The Vanderbilt fortune upon the death of Cornelius Vanderbilt (also known as the Commodore) was divided among the Vanderbilt family. Each family member received what would have been a substantial sum which would certainly help them to build their own empires and continue the family tradition. This was not the case. As money had come so easily to these family members until the death of the Commodore they continue to live the same lifestyles and it didn’t take many generations until those that carried the Vanderbilt name were about as rich as your average citizen. By dividing the fortune, which then would have been divided again and again meant that as the Vanderbilt family moved through the generations they no longer had a grip on was what originally the family business and now had to work for it just like everyone else.

The Rothschild’s on the other hand did something completely different.
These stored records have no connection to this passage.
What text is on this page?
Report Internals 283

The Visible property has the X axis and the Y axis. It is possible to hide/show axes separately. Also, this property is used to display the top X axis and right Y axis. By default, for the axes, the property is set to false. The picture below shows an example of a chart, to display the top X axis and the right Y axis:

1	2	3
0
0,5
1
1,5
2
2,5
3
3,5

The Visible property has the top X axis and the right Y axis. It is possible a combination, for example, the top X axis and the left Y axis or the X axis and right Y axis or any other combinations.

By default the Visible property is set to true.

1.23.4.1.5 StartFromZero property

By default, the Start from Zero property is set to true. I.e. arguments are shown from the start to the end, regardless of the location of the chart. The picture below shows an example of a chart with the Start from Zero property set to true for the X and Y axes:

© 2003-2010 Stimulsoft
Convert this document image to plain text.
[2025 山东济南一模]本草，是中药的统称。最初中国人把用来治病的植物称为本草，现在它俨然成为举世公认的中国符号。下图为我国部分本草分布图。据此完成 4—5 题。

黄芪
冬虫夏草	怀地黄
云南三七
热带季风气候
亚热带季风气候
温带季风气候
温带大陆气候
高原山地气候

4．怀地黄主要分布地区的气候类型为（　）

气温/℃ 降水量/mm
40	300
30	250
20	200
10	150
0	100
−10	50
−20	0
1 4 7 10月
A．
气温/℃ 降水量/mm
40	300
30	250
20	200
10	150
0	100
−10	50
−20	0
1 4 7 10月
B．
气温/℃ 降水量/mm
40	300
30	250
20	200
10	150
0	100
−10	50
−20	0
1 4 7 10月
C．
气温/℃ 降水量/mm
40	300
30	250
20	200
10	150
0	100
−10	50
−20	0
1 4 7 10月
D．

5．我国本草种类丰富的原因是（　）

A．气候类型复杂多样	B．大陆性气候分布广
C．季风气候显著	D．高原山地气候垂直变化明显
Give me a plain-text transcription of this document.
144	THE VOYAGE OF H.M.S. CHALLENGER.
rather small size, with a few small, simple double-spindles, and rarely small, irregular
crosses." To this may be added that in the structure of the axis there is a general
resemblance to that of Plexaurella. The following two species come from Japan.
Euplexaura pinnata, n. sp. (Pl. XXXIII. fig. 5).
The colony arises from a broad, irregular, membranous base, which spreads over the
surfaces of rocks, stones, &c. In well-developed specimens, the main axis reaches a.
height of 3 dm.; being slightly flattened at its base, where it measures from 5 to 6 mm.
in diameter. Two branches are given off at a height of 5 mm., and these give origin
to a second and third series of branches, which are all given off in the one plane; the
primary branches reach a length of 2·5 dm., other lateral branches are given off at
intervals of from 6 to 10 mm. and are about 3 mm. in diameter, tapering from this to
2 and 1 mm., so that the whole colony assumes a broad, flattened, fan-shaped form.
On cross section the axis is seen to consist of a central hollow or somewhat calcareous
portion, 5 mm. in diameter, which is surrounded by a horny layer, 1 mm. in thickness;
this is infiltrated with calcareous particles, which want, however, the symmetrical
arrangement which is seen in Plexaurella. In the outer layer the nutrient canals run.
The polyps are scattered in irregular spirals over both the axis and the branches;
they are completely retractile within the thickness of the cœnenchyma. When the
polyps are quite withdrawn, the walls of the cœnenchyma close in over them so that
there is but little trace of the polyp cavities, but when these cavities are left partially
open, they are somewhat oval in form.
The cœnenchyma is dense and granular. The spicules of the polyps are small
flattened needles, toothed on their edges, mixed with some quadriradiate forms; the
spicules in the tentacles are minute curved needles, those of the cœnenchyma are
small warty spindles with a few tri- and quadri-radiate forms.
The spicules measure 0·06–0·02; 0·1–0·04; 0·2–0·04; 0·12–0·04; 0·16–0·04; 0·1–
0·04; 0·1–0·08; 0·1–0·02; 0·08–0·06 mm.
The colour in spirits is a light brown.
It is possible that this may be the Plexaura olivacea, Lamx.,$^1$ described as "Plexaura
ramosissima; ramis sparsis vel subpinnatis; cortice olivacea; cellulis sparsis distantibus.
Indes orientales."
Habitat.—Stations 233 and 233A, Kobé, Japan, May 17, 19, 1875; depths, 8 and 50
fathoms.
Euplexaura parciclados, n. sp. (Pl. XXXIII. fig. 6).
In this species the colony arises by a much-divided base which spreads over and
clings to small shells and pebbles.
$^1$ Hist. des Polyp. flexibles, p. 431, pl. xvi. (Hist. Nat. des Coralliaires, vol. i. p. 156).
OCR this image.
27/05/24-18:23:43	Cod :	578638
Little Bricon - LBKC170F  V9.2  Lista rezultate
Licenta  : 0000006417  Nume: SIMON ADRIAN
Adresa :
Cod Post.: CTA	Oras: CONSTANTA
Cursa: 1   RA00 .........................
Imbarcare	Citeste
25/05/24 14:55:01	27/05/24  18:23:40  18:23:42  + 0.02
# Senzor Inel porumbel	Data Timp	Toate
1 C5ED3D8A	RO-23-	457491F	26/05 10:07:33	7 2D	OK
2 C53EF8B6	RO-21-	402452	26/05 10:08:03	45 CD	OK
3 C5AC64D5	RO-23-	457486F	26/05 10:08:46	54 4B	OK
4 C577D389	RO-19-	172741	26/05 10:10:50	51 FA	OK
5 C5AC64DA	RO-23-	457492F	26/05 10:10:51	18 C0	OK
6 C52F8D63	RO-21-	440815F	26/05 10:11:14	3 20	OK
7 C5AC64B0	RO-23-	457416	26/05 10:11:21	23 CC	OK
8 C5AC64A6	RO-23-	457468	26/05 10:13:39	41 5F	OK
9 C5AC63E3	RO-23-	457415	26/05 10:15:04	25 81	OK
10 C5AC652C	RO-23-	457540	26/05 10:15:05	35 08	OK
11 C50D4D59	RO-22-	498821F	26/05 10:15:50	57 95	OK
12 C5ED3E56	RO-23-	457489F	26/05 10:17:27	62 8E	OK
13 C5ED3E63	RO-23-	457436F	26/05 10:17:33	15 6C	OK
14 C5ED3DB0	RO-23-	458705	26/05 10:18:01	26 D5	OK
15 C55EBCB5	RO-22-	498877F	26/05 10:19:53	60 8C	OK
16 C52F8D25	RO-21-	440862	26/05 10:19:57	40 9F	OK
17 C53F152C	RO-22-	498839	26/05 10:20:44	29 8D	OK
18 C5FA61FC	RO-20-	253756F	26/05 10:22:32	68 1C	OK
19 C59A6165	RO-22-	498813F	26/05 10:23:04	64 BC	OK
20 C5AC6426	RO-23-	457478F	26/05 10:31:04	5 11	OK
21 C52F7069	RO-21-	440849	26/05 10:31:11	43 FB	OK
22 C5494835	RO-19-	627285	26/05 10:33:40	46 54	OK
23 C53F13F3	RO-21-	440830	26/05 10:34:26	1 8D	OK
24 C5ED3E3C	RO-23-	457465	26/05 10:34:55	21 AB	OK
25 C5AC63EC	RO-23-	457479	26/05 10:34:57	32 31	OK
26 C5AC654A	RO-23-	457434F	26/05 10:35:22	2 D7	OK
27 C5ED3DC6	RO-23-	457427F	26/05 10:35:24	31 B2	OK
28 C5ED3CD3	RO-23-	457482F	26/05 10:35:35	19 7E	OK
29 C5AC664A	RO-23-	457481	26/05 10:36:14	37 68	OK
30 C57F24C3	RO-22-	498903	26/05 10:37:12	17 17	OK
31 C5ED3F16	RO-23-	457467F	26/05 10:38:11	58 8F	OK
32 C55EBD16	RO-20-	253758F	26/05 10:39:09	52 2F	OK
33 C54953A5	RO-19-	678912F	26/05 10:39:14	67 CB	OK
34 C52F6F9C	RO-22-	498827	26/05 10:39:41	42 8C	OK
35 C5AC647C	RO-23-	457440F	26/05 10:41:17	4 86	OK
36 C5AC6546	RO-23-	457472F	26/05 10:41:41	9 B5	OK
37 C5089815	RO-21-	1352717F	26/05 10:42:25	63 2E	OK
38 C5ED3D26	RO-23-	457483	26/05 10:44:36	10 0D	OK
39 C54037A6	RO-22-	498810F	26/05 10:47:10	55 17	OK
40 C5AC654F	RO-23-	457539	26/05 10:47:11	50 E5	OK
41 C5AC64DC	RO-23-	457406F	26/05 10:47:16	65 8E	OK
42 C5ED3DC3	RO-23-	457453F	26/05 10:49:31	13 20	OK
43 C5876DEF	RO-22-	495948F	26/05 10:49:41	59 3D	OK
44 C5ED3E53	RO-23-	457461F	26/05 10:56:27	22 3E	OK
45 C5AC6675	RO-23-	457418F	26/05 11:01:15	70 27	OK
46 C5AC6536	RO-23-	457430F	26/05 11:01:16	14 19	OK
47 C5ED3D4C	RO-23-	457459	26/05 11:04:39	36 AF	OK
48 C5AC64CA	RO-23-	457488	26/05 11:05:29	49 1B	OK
Upon the death of Mayer Amschel Rothschild, using the knowledge gained from growing the family banking empire, Amschel created the Family Bank. The Family Bank (think of this like a trust) was where the family fortune was paid into. The five sons were set up as trustees of the Family Bank. Rather than a family member receiving in inheritance they were able to loan money from the family bank to start a business. Not only did the money need to be repaid (at a heavily discounted interest rate) but the knowledge that person had gained and the competitive edge they had on the market also had to be shared. The purpose of this was to ensure that each family member developed a value for money, they were able to loan money and avoid massive interest rates and they also contributed to the growth of the family fortune.

The Rothschild family today is still renowned for their wealth and are still leading the banking industry all over the globe.

What a difference a bit of planning and forethought can make.

When you do seek advice on estate planning give some thought to the above story as it has so much merit.  You may not have a level of assets in the same league as the Rothschild’s or Vanderbilt’s but what you can build over time through effort and hard work can amount to quite a surprising sum.

Make the effort, do the planning and importantly seek advice, read up on the topic yourself. No one will do as much for you as you can do for yourself.